La bibliothèque fantôme de ParmiggianiJuste avant la fermeture du musée des Beaux-Arts de Montpellier pour travaux, l’artiste italien y installe une «ombre de bibliothèque», aussi splendide qu’éphémère.
| Vue de l’installation.
© Françoise Monnin |
Dans la droite ligne de la définition mythique du dessin (la délimitation des contours de ce qui disparaît mais que l’on aime), la nouvelle installation de Parmiggiani, à Montpellier, est très émouvante. Selon un principe que l’artiste a déjà utilisé - au Musée d’art moderne et contemporain de Genève en 1995 notamment -, une pièce entière du musée a été détournée. Il s’agit de la bibliothèque, évacuée en l’an 2000, lors de l’ouverture de la nouvelle médiathèque de la ville. Dans cette haute salle à coursives datant de 1840, Parmiggiani a fait soigneusement restaurer et enduire de blanc les murs. Puis des rayonnages ont été disposés et, sur ceux-ci, des milliers de livres, donnés par la maison d’édition Flammarion, qui les destinait au pilon.
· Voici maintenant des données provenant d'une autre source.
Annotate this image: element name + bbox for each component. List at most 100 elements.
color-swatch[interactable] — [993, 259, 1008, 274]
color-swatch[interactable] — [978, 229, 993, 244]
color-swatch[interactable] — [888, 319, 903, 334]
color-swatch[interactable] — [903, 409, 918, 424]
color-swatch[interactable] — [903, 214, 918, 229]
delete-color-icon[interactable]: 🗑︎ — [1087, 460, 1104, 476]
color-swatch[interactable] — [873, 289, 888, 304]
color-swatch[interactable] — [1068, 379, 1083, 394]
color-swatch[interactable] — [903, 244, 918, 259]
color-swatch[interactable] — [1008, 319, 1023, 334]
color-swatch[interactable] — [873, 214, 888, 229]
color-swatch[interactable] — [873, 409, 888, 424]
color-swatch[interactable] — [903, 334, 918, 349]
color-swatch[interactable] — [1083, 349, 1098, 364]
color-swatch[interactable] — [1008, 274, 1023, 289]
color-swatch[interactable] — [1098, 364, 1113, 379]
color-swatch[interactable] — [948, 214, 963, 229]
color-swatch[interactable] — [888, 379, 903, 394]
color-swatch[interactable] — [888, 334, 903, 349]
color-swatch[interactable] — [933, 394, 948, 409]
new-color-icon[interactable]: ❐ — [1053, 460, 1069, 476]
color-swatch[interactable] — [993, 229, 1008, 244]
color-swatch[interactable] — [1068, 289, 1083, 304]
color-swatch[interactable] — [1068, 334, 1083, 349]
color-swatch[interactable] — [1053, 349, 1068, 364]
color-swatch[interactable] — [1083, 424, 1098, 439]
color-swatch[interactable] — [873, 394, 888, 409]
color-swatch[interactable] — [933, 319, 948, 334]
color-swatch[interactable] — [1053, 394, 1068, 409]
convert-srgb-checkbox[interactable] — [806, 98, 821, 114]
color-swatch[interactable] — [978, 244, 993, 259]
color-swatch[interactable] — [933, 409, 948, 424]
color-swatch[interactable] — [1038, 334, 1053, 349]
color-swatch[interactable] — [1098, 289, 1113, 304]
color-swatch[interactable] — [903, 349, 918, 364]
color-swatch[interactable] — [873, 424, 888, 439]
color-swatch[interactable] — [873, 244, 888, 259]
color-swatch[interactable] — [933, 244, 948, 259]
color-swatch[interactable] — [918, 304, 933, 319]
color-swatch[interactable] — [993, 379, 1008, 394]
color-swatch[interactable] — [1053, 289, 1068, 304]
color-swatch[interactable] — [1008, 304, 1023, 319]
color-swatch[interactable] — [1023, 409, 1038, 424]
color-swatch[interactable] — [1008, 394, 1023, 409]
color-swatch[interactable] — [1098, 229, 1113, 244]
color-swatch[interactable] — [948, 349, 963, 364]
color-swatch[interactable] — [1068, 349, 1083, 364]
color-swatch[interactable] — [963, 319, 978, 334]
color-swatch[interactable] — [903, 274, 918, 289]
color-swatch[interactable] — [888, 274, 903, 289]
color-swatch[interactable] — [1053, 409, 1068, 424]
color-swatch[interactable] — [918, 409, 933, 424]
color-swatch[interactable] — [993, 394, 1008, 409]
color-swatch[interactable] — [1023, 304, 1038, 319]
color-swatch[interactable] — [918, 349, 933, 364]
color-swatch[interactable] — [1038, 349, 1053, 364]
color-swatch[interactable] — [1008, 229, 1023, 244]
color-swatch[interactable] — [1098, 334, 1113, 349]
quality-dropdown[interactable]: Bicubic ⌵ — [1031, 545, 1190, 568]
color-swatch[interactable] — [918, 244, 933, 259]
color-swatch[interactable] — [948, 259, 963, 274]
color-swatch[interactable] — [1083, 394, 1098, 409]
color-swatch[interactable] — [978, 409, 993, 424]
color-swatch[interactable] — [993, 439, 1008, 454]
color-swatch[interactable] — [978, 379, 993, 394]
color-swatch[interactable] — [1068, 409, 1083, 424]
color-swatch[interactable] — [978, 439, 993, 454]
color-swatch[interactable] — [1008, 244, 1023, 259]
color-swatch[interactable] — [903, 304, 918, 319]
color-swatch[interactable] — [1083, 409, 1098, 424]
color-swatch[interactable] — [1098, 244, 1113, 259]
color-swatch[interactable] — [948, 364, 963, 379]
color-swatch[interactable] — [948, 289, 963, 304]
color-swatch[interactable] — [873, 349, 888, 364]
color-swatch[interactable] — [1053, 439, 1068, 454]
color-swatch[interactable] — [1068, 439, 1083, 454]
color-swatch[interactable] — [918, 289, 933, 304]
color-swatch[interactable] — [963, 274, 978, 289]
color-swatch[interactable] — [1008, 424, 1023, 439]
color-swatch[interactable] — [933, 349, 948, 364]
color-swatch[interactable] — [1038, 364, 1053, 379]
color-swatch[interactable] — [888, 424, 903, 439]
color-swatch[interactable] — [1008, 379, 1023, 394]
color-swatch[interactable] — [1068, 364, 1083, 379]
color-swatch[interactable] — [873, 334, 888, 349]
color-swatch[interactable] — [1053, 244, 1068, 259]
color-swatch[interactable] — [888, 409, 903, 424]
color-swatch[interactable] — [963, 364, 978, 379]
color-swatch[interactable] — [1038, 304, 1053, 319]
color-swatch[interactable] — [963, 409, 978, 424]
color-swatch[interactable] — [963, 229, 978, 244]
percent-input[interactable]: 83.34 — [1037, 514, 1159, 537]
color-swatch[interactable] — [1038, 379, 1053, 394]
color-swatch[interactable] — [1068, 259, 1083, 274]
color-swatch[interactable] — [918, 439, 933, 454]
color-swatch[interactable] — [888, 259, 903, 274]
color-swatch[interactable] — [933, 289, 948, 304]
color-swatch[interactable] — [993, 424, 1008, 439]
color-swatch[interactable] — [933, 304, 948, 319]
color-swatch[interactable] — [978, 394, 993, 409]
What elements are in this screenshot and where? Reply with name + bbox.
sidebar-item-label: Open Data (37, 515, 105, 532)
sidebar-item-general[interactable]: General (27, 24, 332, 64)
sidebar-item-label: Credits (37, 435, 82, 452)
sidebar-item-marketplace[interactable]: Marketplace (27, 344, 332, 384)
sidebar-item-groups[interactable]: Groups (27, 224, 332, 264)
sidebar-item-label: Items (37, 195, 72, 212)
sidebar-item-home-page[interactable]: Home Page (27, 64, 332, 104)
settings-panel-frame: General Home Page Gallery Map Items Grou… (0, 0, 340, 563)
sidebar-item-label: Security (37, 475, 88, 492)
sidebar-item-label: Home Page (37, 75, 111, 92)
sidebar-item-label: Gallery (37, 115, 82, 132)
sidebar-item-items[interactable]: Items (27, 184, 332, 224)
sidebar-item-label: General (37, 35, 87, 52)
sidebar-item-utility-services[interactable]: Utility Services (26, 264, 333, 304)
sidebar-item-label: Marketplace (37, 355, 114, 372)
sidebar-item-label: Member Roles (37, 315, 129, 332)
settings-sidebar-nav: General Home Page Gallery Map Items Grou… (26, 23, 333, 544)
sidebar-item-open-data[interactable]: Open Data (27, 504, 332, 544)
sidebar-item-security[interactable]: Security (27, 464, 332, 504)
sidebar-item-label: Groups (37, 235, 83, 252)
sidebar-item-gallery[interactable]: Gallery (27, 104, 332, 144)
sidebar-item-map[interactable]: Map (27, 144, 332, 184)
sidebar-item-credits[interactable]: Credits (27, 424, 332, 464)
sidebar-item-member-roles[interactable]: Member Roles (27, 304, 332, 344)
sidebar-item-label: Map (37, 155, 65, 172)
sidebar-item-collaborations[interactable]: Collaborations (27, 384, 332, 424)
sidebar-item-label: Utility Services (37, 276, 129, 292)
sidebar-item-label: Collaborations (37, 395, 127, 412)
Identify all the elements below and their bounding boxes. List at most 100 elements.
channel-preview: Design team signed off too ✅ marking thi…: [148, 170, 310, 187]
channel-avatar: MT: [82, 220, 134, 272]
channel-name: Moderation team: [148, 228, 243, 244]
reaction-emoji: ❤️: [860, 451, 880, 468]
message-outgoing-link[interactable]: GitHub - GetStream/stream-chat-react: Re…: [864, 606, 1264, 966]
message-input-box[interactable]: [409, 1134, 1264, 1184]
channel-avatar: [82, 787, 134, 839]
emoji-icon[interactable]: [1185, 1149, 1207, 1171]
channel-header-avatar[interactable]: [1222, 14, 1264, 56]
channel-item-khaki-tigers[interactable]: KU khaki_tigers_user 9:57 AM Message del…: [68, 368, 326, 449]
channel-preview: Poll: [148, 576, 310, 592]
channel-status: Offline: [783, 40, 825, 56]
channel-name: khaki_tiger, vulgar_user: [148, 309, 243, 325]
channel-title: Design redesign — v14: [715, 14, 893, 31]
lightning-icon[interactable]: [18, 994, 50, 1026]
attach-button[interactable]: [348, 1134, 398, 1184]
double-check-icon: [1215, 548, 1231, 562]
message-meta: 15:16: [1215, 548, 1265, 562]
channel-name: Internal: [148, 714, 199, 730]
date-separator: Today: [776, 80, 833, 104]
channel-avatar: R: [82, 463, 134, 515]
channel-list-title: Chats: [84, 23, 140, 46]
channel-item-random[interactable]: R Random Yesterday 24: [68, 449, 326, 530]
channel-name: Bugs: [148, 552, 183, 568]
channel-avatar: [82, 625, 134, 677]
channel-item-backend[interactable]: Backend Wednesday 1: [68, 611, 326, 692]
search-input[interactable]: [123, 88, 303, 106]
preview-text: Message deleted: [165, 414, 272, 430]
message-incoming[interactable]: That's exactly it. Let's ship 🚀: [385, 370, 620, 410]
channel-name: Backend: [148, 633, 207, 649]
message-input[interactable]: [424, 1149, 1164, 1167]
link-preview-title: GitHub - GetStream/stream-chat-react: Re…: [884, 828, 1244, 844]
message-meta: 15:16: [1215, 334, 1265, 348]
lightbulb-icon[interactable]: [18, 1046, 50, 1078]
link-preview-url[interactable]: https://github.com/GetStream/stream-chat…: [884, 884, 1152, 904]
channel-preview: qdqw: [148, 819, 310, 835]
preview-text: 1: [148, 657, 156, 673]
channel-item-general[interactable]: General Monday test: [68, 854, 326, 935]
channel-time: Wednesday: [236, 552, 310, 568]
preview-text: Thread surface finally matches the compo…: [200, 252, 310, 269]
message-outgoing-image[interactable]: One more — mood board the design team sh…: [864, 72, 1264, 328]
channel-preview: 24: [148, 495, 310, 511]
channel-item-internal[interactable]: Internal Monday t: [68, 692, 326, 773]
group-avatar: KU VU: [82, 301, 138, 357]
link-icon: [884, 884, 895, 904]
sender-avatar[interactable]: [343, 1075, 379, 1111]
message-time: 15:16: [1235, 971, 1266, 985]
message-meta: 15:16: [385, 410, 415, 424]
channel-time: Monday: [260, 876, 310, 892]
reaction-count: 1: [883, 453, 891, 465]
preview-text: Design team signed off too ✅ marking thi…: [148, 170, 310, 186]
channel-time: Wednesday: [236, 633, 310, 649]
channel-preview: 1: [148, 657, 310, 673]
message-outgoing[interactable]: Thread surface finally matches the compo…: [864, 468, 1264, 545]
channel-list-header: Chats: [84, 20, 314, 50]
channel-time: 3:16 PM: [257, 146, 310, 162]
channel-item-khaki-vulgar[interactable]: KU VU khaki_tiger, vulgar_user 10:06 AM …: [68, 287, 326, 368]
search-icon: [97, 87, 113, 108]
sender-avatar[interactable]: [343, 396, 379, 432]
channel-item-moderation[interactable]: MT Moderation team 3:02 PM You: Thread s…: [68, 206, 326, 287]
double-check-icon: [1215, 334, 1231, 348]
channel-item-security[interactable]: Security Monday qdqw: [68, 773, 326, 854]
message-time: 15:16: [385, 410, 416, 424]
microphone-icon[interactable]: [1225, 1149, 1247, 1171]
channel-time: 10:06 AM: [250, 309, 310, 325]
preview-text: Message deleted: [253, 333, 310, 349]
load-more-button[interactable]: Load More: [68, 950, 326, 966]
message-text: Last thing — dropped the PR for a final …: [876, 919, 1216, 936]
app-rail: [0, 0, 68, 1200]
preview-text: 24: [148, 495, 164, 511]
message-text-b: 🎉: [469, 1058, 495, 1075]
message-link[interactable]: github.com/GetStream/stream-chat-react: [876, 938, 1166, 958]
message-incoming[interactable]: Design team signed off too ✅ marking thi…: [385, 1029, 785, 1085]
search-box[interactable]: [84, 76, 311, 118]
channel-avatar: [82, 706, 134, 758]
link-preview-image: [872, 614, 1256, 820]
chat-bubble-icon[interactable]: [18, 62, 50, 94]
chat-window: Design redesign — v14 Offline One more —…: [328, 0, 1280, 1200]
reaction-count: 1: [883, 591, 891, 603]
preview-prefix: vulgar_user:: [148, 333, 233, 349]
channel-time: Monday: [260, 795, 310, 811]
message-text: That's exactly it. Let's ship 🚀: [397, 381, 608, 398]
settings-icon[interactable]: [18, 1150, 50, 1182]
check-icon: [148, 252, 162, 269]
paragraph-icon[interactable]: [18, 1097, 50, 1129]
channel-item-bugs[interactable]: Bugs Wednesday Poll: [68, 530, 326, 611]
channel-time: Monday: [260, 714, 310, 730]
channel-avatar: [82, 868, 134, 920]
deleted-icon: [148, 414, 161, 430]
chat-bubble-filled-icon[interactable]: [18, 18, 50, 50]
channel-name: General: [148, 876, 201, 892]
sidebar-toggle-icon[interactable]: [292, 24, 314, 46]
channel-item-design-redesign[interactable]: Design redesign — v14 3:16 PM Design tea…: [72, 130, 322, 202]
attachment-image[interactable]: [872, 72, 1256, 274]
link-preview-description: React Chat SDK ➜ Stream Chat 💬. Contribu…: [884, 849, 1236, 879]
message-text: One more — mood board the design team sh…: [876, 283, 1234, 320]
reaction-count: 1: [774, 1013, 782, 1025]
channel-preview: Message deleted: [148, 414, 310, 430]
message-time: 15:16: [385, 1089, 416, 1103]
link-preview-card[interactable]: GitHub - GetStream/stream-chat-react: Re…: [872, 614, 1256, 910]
Des tonneaux emplis de vieux pneus, disposés au centre de la pièce, ont été enflammés et se sont consumés, deux heures durant. Après l’évacuation de la fumée et le démontage des étagères, réalisé par des étudiants des écoles des beaux-arts de Strasbourg et de Montpellier, on a pu découvrir la silhouette de l’ensemble, dessinée sur les murs par la poussière noire : le fantôme grandeur nature d’une bibliothèque.
Devoir de mémoire
Son allure évanescente et l’infinie nuance de ses tons de gris stimulent fortement l’imagination des visiteurs. Bibliothèques brûlées et bûchers de vanités jalonnent en effet l’histoire des démocraties. Il s’agit ici, semble-t-il, d’une tentative pour opposer mémoire et barbarie. Le Parmiggiani de Montpellier est superbe. Il a coûté 61 000 € aux fonds publics. Voilà deux bonnes raisons pour le conserver ! Malheureusement, cela n’est pas prévu dans le cahier des charges de la restauration du musée, qui commence le 31 août. Les architectes concernés - Lajus, Pueyo, Brochet et Nebout - ne souhaitent conserver qu’un échantillon (240 x 460 cm) de la «Sculpture d’ombre».